AKUT

Positive Vorausschau

Heidi List

Um aus dem Nähkästchen zu plaudern: Für die Kolumnen bekommen wir ein gewisses Briefing. Also, es heißt, das Thema des Heftes ist irgendwas mit „Männer“, und schön wäre eine Kolumne mit einem positiven Ausblick. Das ist jedes Mal das Briefing. Jedes Mal. Schöner Ausblick. Nur das letzte Mal war es ein wenig anders. Da ging’s so: „Das Thema ist irgendwas mit Männern, und schön wäre ein Kolumne mit posi… ach, vergiss es.“ Also gut. Es ist eine sehr gute Zeit für einen positiven Ausblick. Man wird nämlich noch in diesem Jahr herausfinden, wie man eine Brille über einer FFP2-Maske aufsetzt, ohne dass die anläuft. Auf das kann man sich schon einmal freuen. Weiters wird’s wärmer, also so, wie es seit Jahrmillionen wärmer wird, weil Frühling ist, also ganz ohne schlechtes Gewissen wegen Klima und so. Wir können dann herumgehen und so tun, als ob wir ohnehin herumgehen wollen, und nicht auf Krampf spazieren gehen, damit wir nicht völlig einrosten, so wie im Winter. Man kann barfuß in eine Wiese hineinsteigen und es kurz fast nicht aushalten, wenn die Grashalme durch die Zehenzwischenräume kitzeln.

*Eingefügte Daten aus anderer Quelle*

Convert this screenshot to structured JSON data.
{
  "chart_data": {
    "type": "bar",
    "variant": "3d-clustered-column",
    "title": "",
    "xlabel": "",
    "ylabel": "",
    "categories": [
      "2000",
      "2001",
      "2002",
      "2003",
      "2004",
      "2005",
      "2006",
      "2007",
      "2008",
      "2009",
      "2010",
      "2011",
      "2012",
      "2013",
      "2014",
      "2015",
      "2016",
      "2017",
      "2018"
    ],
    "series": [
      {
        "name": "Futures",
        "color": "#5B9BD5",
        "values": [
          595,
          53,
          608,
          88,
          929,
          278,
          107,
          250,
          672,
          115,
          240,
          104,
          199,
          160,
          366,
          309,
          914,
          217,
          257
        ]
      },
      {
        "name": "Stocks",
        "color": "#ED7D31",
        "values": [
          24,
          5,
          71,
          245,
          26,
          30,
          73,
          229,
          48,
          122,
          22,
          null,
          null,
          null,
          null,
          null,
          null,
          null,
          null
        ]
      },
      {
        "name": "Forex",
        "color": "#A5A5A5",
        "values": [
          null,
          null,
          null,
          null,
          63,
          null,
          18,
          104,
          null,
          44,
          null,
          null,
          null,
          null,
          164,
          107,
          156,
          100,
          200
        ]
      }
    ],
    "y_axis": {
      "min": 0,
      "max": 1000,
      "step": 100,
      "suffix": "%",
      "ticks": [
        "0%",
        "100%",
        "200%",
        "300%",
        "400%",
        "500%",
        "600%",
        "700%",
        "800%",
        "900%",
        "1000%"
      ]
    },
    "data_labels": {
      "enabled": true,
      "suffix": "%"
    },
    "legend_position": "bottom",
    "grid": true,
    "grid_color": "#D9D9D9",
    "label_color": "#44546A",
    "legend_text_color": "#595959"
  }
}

Wir werden wohl heuer den neuen James Bond endlich sehen. Und eine vierte Staffel „Stranger Things“ kommt. Okay, ich habe keine einzige Folge gesehen, aber damit kann ich vier Staffeln durchbingen, wenn ich wollte, wie gut ist das! Theater machen vielleicht auf, man kauft sich auf einmal mehrere Abos, und es ist egal, ob man das ausnutzt, man könnte ins Theater gehen, weil die haben offen wie in einer normalen Welt. Und der Trump ist weg. Und wer weiß, vielleicht wird er’s schwer haben. Oder gar ins Gefängnis müssen. Wir werden Konzerte sehen. In echt. Vielleicht stehen wir dafür am Shopping-City-Parkplatz oder sonst auf einem Acker mit 20 Meter Abstand – aber irgendwo wird eine Band spielen, und wir werden grölen. Wir werden wo hinfahren. Wenn es nicht das Meer ist, dann vielleicht an ­einen See. Oder zumindest durch den Liesingbach waten. Es wird warm sein, und man wird Getränke aus dem Supermarkt dabei ­haben. Viele von uns haben auf einmal Hunde. Macht die Welt auf jeden Fall besser.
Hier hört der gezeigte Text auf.